Tijd om meer te weten te komen. In NRC las ik een artikel van Theo Toebosch uit 2015. Hij beschreef een project waarbij getraumatiseerde oorlogsveteranen hielpen bij het opgraven van een archeologische vindplaats bij Waterloo. De man achter de opgraving had twee doelen voor ogen: 'Door middel van archeologie ons begrip van de Slag bij Waterloo te vergroten en Britse oorlogsveteranen met een handicap of posttraumatische stressstoornis te helpen het vertrouwen in zichzelf te herwinnen door deel te nemen.' Het artikel maakt duidelijk dat de kennis van de veteranen de weg heeft vrijgemaakt voor nieuwe ontdekkingen. Wat de veteranen zelf uit deze 'therapeutische opgraving' halen, blijft een beetje vaag. Als het niets anders is, worden ze het huis uit Ik heb ook wat navraag gedaan bij archeoloog Evert van Ginkel. 'Gemeenschapsarcheologie is een sympathiek idee. Aangezien archeologisch onderzoek publiek gefinancierd is, hebben archeologen een maatschappelijke plicht: ze moeten verantwoording afleggen over het werk dat ze doen. Breid dat idee uit en je zou kunnen stellen dat ze zich moeten richten op gebieden waar de samenleving iets over wil weten, en dat ze dat moeten doen door samen te werken met de samenleving.' Maar het echte leven is iets gecompliceerder, onthult Evert. 'Als burger kun je niet zomaar opduiken en gaan graven. Er is veel dat je eerst moet leren. Er is een goede reden waarom mensen jarenlang archeologie studeren. Veel mensen vinden graven leuk, maar weinigen maken er een serieuze hobby van. Je hebt het dus over een kleine doelgroep.' Afgezien daarvan ziet Evert wel meerwaarde in gemeenschapsarcheologie, niet in de laatste plaats omdat de niet-expert op een heel andere manier naar archeologie kijkt. 'De niet-expert is gefascineerd door dingen die voor ons archeologen vaak totaal onbelangrijk lijken. En ik geloof dat dat kansen biedt voor gemeenschapsarcheologie. Naast wetenschappelijk onderzoek stimuleert het archeologen om na te denken over de emotionele impact die hun werk kan hebben.'

Meer dan potten en pannen
Emotie... dus we zijn weer terug bij de spanning van verborgen schatten en skeletten. Of de gloednieuwe remake van Hollywood-kaskraker Cleopatra. Laten we het aan de archeologen overlaten om te beslissen hoe West- of Noord-Afrika Cleopatra was. Zodat we dit eeuwenoude debat voor eens en altijd kunnen laten rusten.
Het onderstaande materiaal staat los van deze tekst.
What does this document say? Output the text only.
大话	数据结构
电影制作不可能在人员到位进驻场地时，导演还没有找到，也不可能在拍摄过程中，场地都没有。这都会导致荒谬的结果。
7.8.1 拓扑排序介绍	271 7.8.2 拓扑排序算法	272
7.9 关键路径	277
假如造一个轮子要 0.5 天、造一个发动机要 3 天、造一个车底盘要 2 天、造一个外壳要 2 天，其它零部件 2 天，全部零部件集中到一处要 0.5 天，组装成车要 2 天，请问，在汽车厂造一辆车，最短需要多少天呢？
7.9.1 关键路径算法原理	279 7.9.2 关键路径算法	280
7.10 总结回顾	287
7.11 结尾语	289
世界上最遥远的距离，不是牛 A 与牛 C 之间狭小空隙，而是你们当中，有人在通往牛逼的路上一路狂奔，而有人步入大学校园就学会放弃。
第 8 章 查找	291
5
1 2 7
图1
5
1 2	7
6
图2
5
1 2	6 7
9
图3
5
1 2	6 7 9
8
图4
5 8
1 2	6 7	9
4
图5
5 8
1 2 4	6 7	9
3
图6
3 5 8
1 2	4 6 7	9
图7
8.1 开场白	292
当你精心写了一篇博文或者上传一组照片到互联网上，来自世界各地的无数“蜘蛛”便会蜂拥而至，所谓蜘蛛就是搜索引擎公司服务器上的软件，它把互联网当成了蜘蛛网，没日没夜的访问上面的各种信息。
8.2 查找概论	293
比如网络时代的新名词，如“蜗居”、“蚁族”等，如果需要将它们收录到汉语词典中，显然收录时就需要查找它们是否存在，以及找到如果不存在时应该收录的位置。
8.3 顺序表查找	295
Wat ik heb ontdekt door me in de wereld van de archeologie te verdiepen, is dat het veel meer om mensen gaat dan ik altijd dacht. Archeologie is zoveel meer dan potten en pannen in glazen vitrines. Het gaat om de gevoelens die die ene scherf, die verdwaalde kanonskogel, dat stukje vuursteen bij mensen kan opwekken. Dit kwam voor mij pas echt tot leven in mijn derde interview, toen ik sprak met de mensen die betrokken zijn bij een gemeenschapsarcheologieproject in de regio Midden-Brabant. Lees het interview hier.